In 1960, my parents marriage, a Black man to a Jewish woman, was an act of bravery.  I was born six years after their wedding, within months they divorced. My mother left to “find herself.”  Over the years, she did…in many incarnations. 

My father is handsome.  He has dated many women over the years and to this day, I secretly hope that he will find love and companionship.  After Joan and then  my mother, he never re-married.

As a little girl, my dad did my hair, read bedtime stories, and tucked me in at night.  I accompanied him to dinner meetings; we never had a nanny.  I  would fall asleep easily in restaurant booths with my head in his lap.   He cooked dinner for me every night, usually chicken curry.   He made a brown bag lunch for me.  He drove me to school and  I walked home by myself.  I hung out alone and watched TV until he got home from work at 6pm–like clockwork.  Weekends were filled with hours of shopping at chic men’s clothing stores or fun dinner parties where I would make small talk with the adults. 

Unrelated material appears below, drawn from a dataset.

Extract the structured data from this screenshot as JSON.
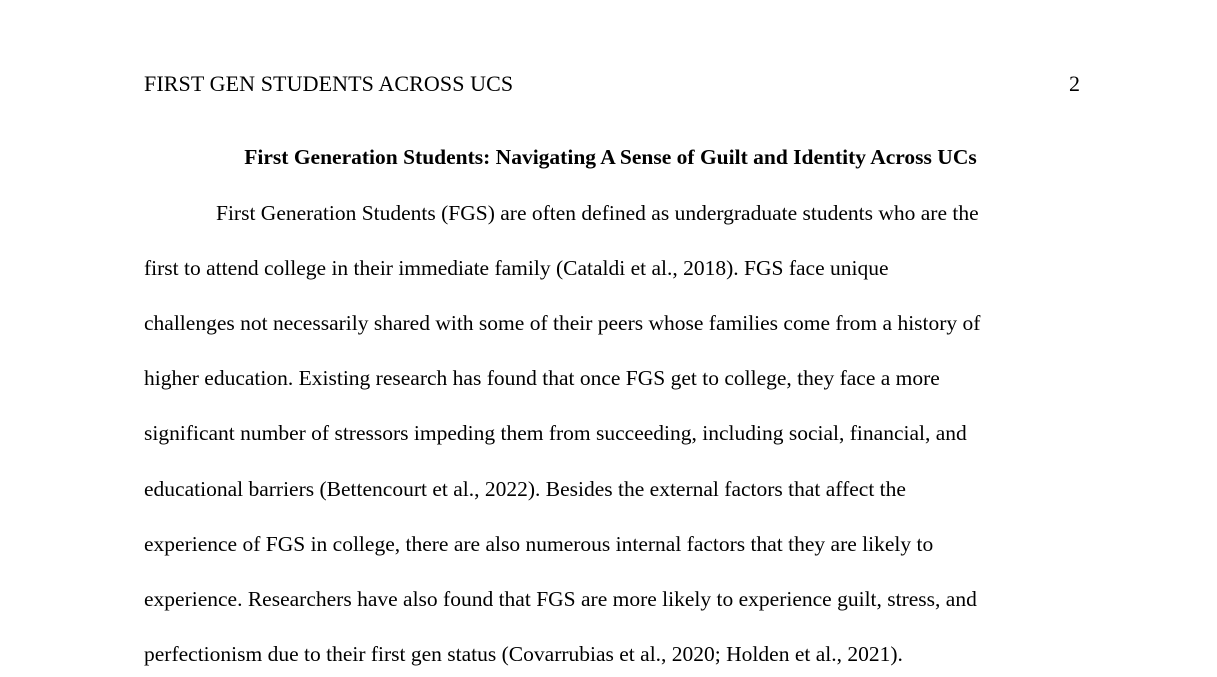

Today I live five minutes from my dad and we talk on the phone every day.  La Jolla is a long way from Opelousas, Louisiana.  He cooks dinner for our family regularly and when I walk into his house, whichever one he happens to live in from year to year, it smells like home because he’s there. 

Thanks to the relationship with my father, I married my husband.  They are alike in many ways.  Both are wonderful fathers.  My husband’s attention to caring for and loving our son is more than anyone could wish for.  When I asked my son what he loves best about his dad he said, “He’s my biggest fan.  He just loves me.”  What more can you want from your kid than to know that they are loved. 

Here’s to two dads who love and are loved.

 

 

0 Comments
  • Binnur
    June 20, 2009

    Terrific essay, brought tears to my eyes. Most important thing a parent can give a child is the sense of being loved unconditionally. Cheers to all the dads who do that.

  • Tiveeda
    June 20, 2009

    What a beautiful tribute to fatherhood. I am filled with emotion and the imagery of your bond. Happy Father’s Day to your two men – they are both luck to have you.

  • Michelle
    June 20, 2009

    Beautiful, Rebekah…

  • It’s refreshing to hear the praises of men being sung! In this society of men bashing, I really appreciate hearing about the wonderful men in your life.
    I was also blessed to have a committed and loving father. The quiet and loving security that he provided for our family, (several generations worth, as he is now a great grandfather of five), has made this world a better place.

  • Heidi Dakter
    October 1, 2009

    Hi Rebekah,

    We don’t know each other, but I had the pleasure of meeting your magnetic father yesterday on the showroom floor of Crate&Barrel’s Furniture Collection. I am a Sales Consultant in my current professional life and an artist of textiles and screen printing.

    Your father spoke of you and your San Diego shopping references with a gleam in his eye. I had to check you and your blog out!

    I recently relocated to San Diego from Chicago and have just begun to discover the unique boutiques of the area. Thanks for the suggestions and as you already know, your father loves you very much.